All’età di 87 anni, Juanita McNeely è morta lo scorso 18 ottobre al Lenox Hill Hospital a Manhattan. Lo ha confermato a inizio novembre il marito, Jeremy Lebensohn. NcNeely è famosa per le rappresentazioni del corpo femminile, in tutte le sue forme e dimesioni, riflettendo la sua esperienza personale fra piaceri e sofferenze.
“Che cosa c’è di così terribile in una donna che sanguina? È il modo in cui nasciamo e partoriamo, e moriamo, e viviamo”, aveva risposto l’artista a una signora che, guardando i suoi quadri con il figlio, le aveva detto che erano troppo crudi. Anche ricercando le sue opere, Google cerca di censurare alcune immagini come “non adatte”.
I tratti sono a volte delicati, a volte bruschi, sempre realistici. Viene rispettata l’anatomia del corpo, che si contorce, si distende, è sofferente, è sensuale, viene maltrattato o venerato. Come scrive il New York Times, “il suo soggetto di base era l’interazione fra due stati carnali: azione e passione, movimento e riposo, salute e malattia, amaro e dolce”.

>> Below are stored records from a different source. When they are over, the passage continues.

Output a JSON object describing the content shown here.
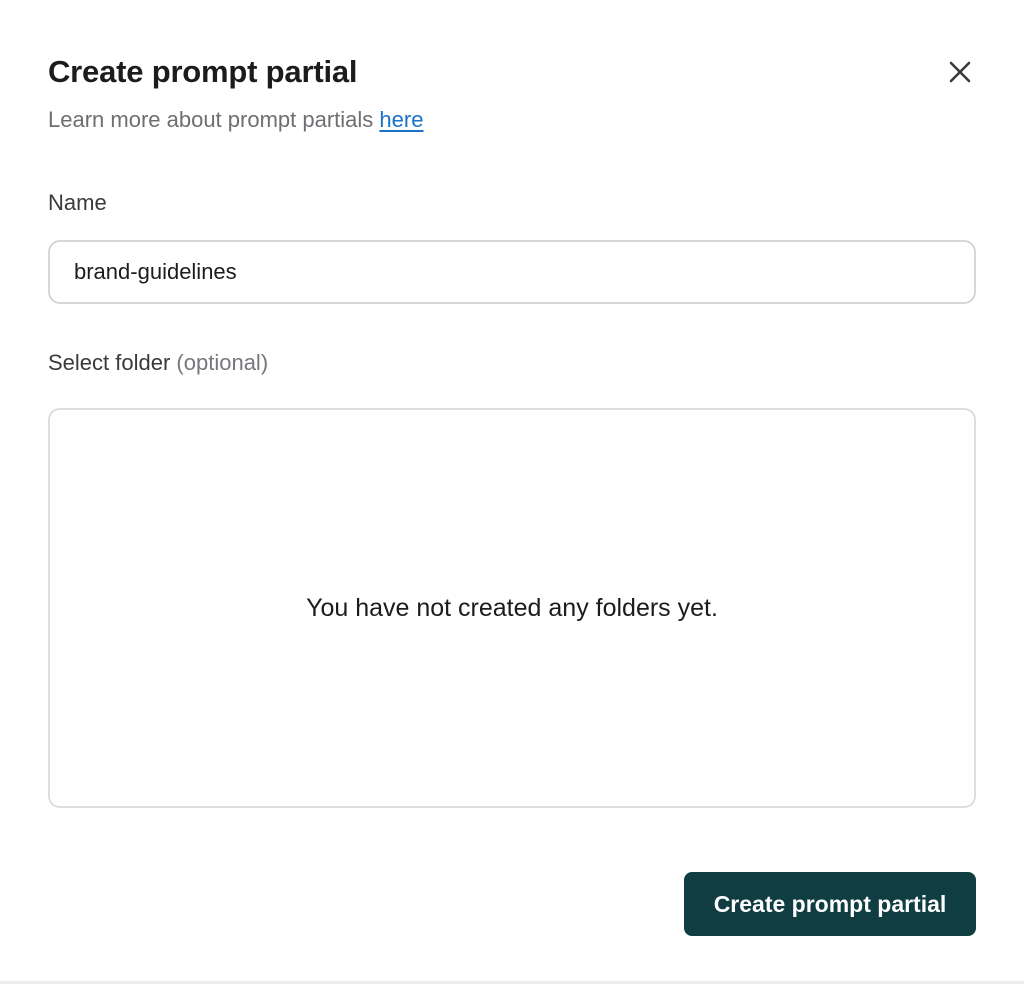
{
  "dialog": {
    "title": "Create prompt partial",
    "close_icon": "close-icon",
    "subtitle_text": "Learn more about prompt partials ",
    "subtitle_link": "here"
  },
  "name_field": {
    "label": "Name",
    "value": "brand-guidelines"
  },
  "folder_field": {
    "label": "Select folder",
    "optional": "(optional)",
    "empty_message": "You have not created any folders yet."
  },
  "actions": {
    "submit_label": "Create prompt partial"
  },
  "colors": {
    "primary_button": "#0f3d42",
    "link": "#1a73c8",
    "muted_text": "#6e6e73"
  }
}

Ci sono stati diversi episodi che hanno segnato la vita di McNeely, e quindi i suoi lavori. Nata a Ferguson, in Missouri, ricevette un primo riconoscimento alle superiori per alcuni dipinti a olio. Saltò diversi mesi di scuola perché ricoverata per un sanguinamento uterino eccessivo. Si laureò in arte alla Washington University, dove trovò il suo stile, e durante il suo primo anno universitario le fu diagnosticato un tumore. Le avevano dato massimo sei mesi di vita, ma riuscì a sopravvivere. In una delle prime visite, scoprì anche di essere incinta. All’epoca l’aborto era vietato, McNeely rappresentò l’esperienza drammatica dell’operazione illegale, fra le discussioni con i medici, il pregiudizio e la sofferenza del corpo, nel quadro “Is It Real? Yes, It Is!”, oggi di proprietà del Whitney Museum.
Poi nel 1967 si trasferì a New York con il suo primo marito, da cui poi divorziò, e trovò diverse comunità di artiste con cui cominciò a collaborare, fra cui le “Women Artists in Revolution”, le “Redstockings”, la “Figurative Alliance”. A pochi giorni dal suo secondo matrimonio, celebrato a Saint-Cézaire-sur-Siagne in Francia nel 1982, scivolando ricevette un duro colpo alla spina dorsale che la costrinse a usare la sedia a rotelle. Dopo le prime mostre con Mitchell Algus, dal 2020 ha cominciato a esporre alla James Fuentes Gallery; l’ultima a Los Angeles finisce il 18 novembre.